Bagram Air Base A Scandal

It had to happen sooner or later: the first ambiguous signals, the first irritations from the new regime in Washington. First Hillary Clinton, on her first foreign outing as secretary of state, disappointed many hoping for clear words concerning Tibet and human rights. Then it didn’t even take a week before Barack Obama’s clear statement “no Guantanamo, no torture” was relativized. Finally, Washington announced that Guantanamo would be closed in early 2010 while simultaneously announcing its intention to keep the internment camp at Bagram Air Base in Afghanistan operating. At the same time, a Pentagon report dismissed criticism of the actual conditions at Guantanamo.

Do we need to fear a regression to Bush’s old habits? That assumption would be just as wrong as were a lot of the towering hopes raised during the all-too-naïve “Obamania.” The new administration has set a foreign policy course that, in many ways, represents a clear break with the previous administration.
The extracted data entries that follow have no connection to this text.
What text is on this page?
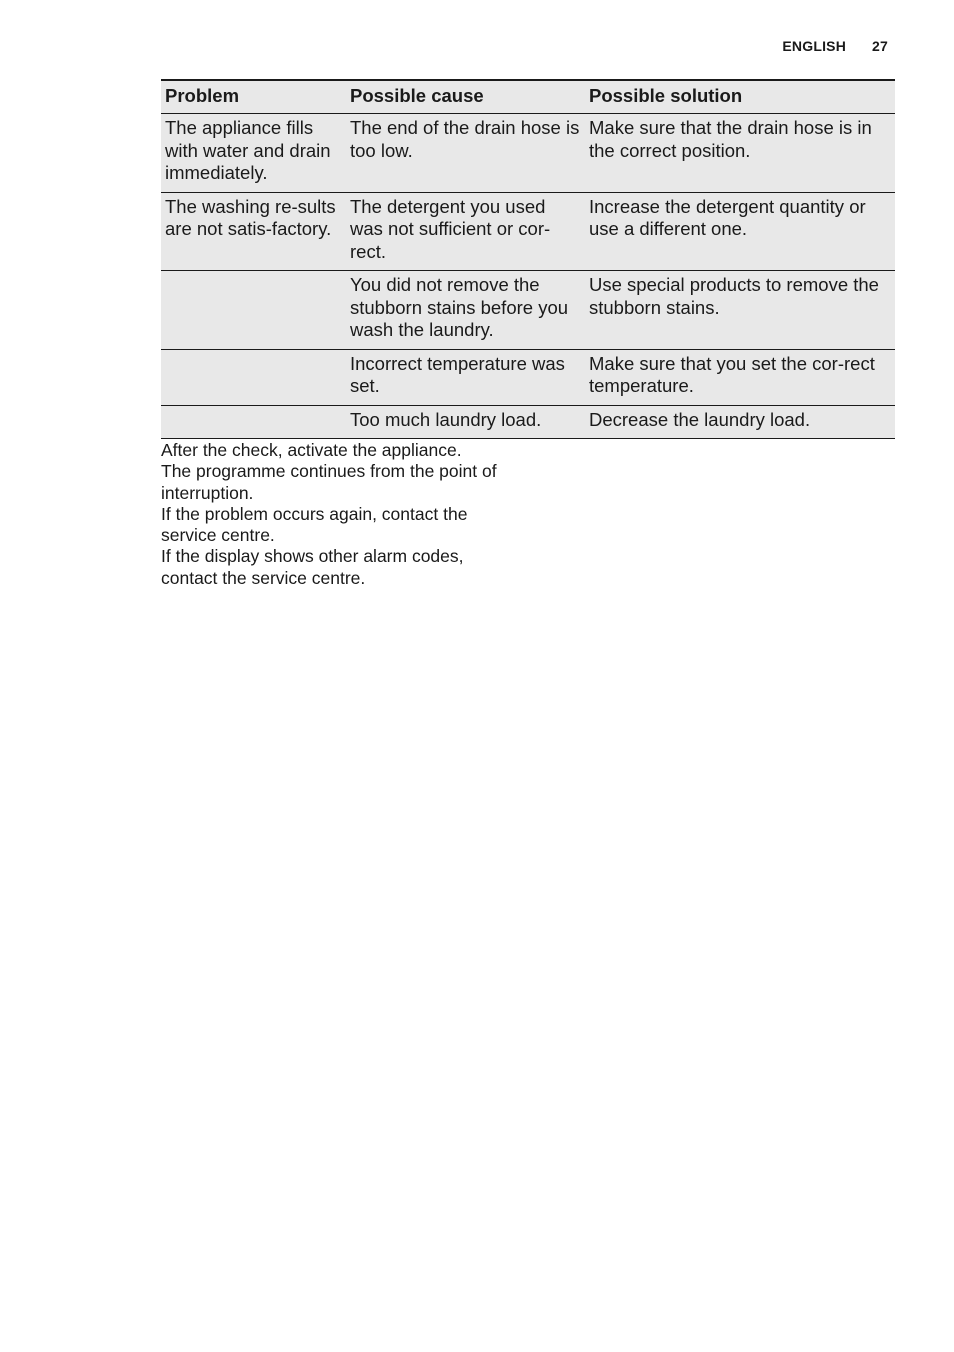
ENGLISH 27
Problem	Possible cause	Possible solution
The appliance fills with water and drain immediately.	The end of the drain hose is too low.	Make sure that the drain hose is in the correct position.
The washing re-sults are not satis-factory.	The detergent you used was not sufficient or cor-rect.	Increase the detergent quantity or use a different one.
	You did not remove the stubborn stains before you wash the laundry.	Use special products to remove the stubborn stains.
	Incorrect temperature was set.	Make sure that you set the cor-rect temperature.
	Too much laundry load.	Decrease the laundry load.

After the check, activate the appliance.

The programme continues from the point of interruption.

If the problem occurs again, contact the service centre.

If the display shows other alarm codes, contact the service centre.
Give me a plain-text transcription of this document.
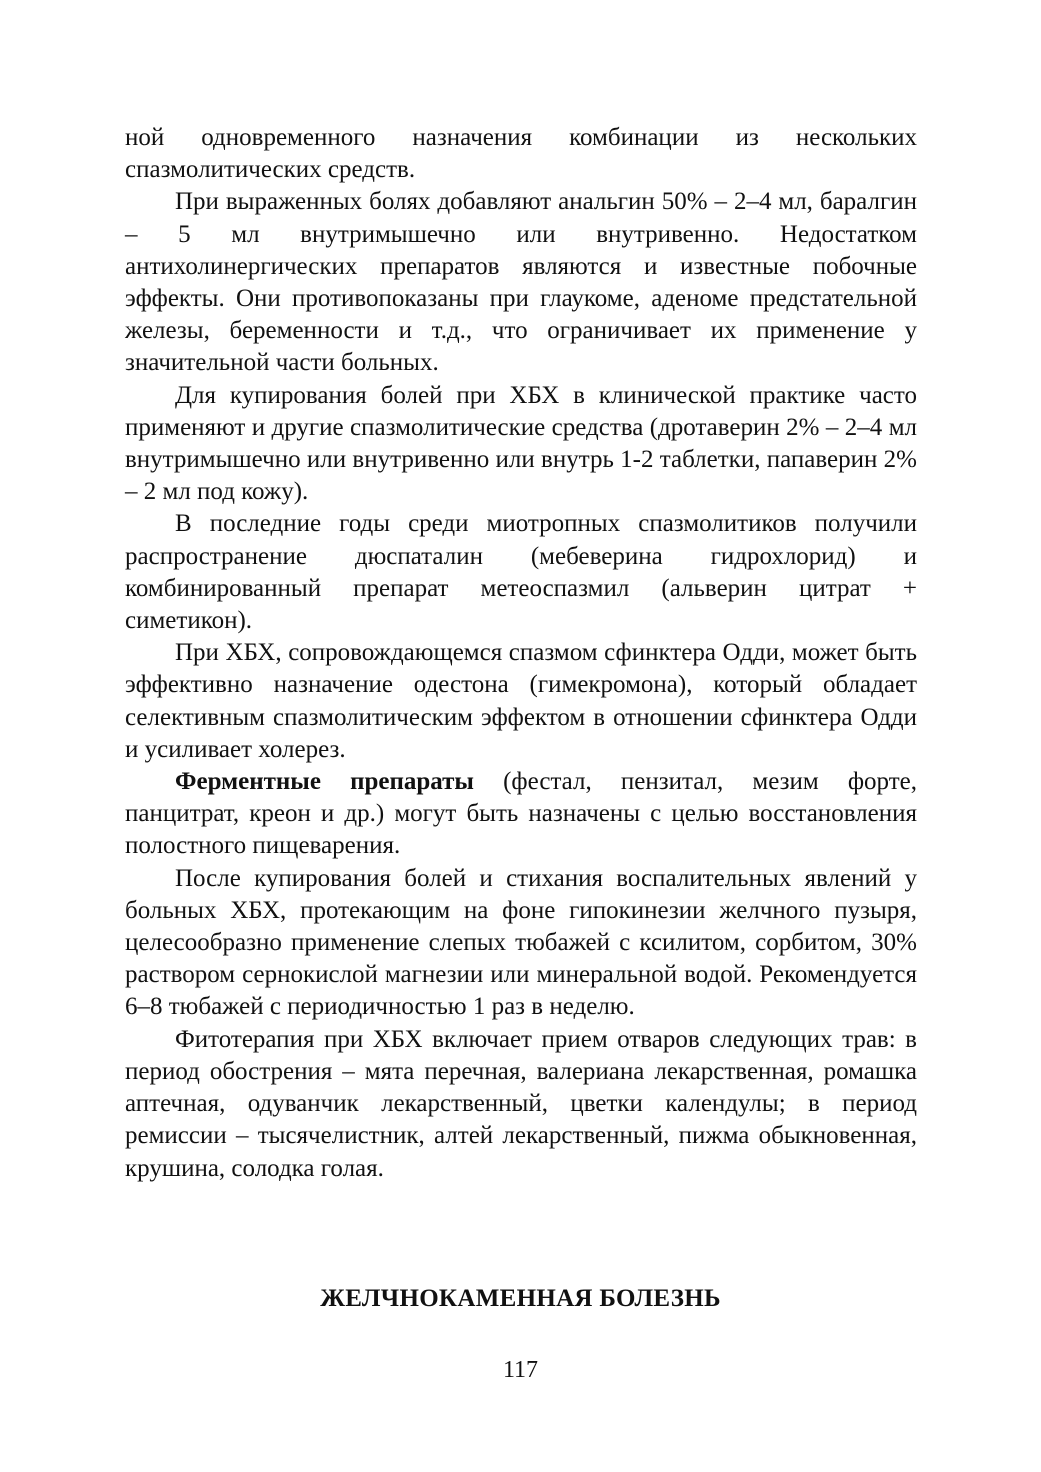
ной одновременного назначения комбинации из нескольких спазмолитических средств.

При выраженных болях добавляют анальгин 50% – 2–4 мл, баралгин – 5 мл внутримышечно или внутривенно. Недостатком антихолинергических препаратов являются и известные побочные эффекты. Они противопоказаны при глаукоме, аденоме предстательной железы, беременности и т.д., что ограничивает их применение у значительной части больных.

Для купирования болей при ХБХ в клинической практике часто применяют и другие спазмолитические средства (дротаверин 2% – 2–4 мл внутримышечно или внутривенно или внутрь 1-2 таблетки, папаверин 2% – 2 мл под кожу).

В последние годы среди миотропных спазмолитиков получили распространение дюспаталин (мебеверина гидрохлорид) и комбинированный препарат метеоспазмил (альверин цитрат + симетикон).

При ХБХ, сопровождающемся спазмом сфинктера Одди, может быть эффективно назначение одестона (гимекромона), который обладает селективным спазмолитическим эффектом в отношении сфинктера Одди и усиливает холерез.

Ферментные препараты (фестал, пензитал, мезим форте, панцитрат, креон и др.) могут быть назначены с целью восстановления полостного пищеварения.

После купирования болей и стихания воспалительных явлений у больных ХБХ, протекающим на фоне гипокинезии желчного пузыря, целесообразно применение слепых тюбажей с ксилитом, сорбитом, 30% раствором сернокислой магнезии или минеральной водой. Рекомендуется 6–8 тюбажей с периодичностью 1 раз в неделю.

Фитотерапия при ХБХ включает прием отваров следующих трав: в период обострения – мята перечная, валериана лекарственная, ромашка аптечная, одуванчик лекарственный, цветки календулы; в период ремиссии – тысячелистник, алтей лекарственный, пижма обыкновенная, крушина, солодка голая.

ЖЕЛЧНОКАМЕННАЯ БОЛЕЗНЬ
117
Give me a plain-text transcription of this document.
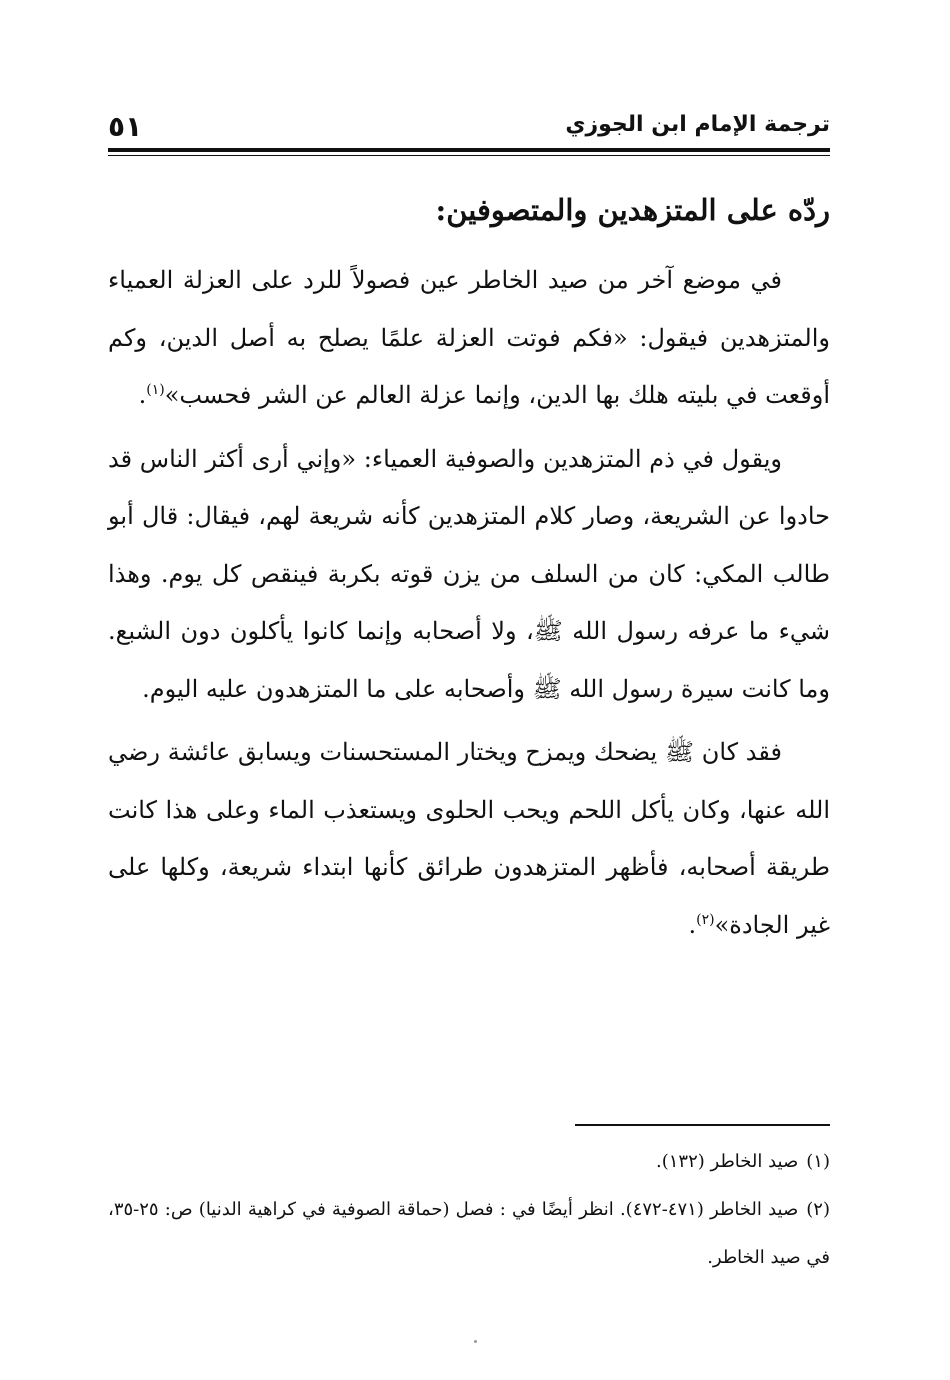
ترجمة الإمام ابن الجوزي
٥١
ردّه على المتزهدين والمتصوفين:

في موضع آخر من صيد الخاطر عين فصولاً للرد على العزلة العمياء والمتزهدين فيقول: «فكم فوتت العزلة علمًا يصلح به أصل الدين، وكم أوقعت في بليته هلك بها الدين، وإنما عزلة العالم عن الشر فحسب»$^{(١)}$.

ويقول في ذم المتزهدين والصوفية العمياء: «وإني أرى أكثر الناس قد حادوا عن الشريعة، وصار كلام المتزهدين كأنه شريعة لهم، فيقال: قال أبو طالب المكي: كان من السلف من يزن قوته بكربة فينقص كل يوم. وهذا شيء ما عرفه رسول الله ﷺ، ولا أصحابه وإنما كانوا يأكلون دون الشبع. وما كانت سيرة رسول الله ﷺ وأصحابه على ما المتزهدون عليه اليوم.

فقد كان ﷺ يضحك ويمزح ويختار المستحسنات ويسابق عائشة رضي الله عنها، وكان يأكل اللحم ويحب الحلوى ويستعذب الماء وعلى هذا كانت طريقة أصحابه، فأظهر المتزهدون طرائق كأنها ابتداء شريعة، وكلها على غير الجادة»$^{(٢)}$.

(١)صيد الخاطر (١٣٢).

(٢)صيد الخاطر (٤٧١-٤٧٢). انظر أيضًا في : فصل (حماقة الصوفية في كراهية الدنيا) ص: ٢٥-٣٥، في صيد الخاطر.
Clinton’s China visit fits the new approach exactly. Whereas Bush held Peking at arm’s length as a “strategic competitor,” the new Washington team wants to solidify the emerging realm of the middle in international responsibility. Partnership, instead of containment, is the new order of the day. In this way, the United States is bringing its China policy into alignment with geopolitical and economic reality. America no longer has the upper hand in the world of bilateral economic dependence. Even Bush was financing his wars with money borrowed from China. And now Obama has to sell Peking, America’s largest creditor, on the idea of financing even more American debt in order to pay for his economic stimulus package.

The fact that Clinton didn’t give the Chinese a dressing down on human rights during her Peking visit may be viewed as part of Washington’s new honesty. In dealing with China, every western nation in the past has subordinated the human rights issue to economic interests. George W. Bush pushed the chasm between America’s moral pretensions and its power projection to new depths with his “Freedom Agenda” and excessive war policy. Never had opponents had it so easy in exposing America’s flightiness and hypocrisy as at that time. The fact that Hillary Clinton did not preach to the Chinese may be a sign that Washington realizes it has to earn back moral credibility before it can start pointing fingers again.

For precisely that reason, the contradictory signals in the war on terrorism are problematic. The American prison camp at Bagram is a scandal. Inmates there endure worse living conditions and have fewer rights than the Guantanamo prisoners. To close just one of these two camps isn’t enough; internationally recognized norms of justice also have to apply to prisoners in the Hindu Kush. The same applies to the practice of “renditions,” the transporting of prisoners to avoid legal responsibilities, which Obama has also allowed to continue. And if new CIA chief Leon Panetta opens the door to more brutal interrogation methods, sympathy for a promising president and his clear words shouldn’t stand in the way.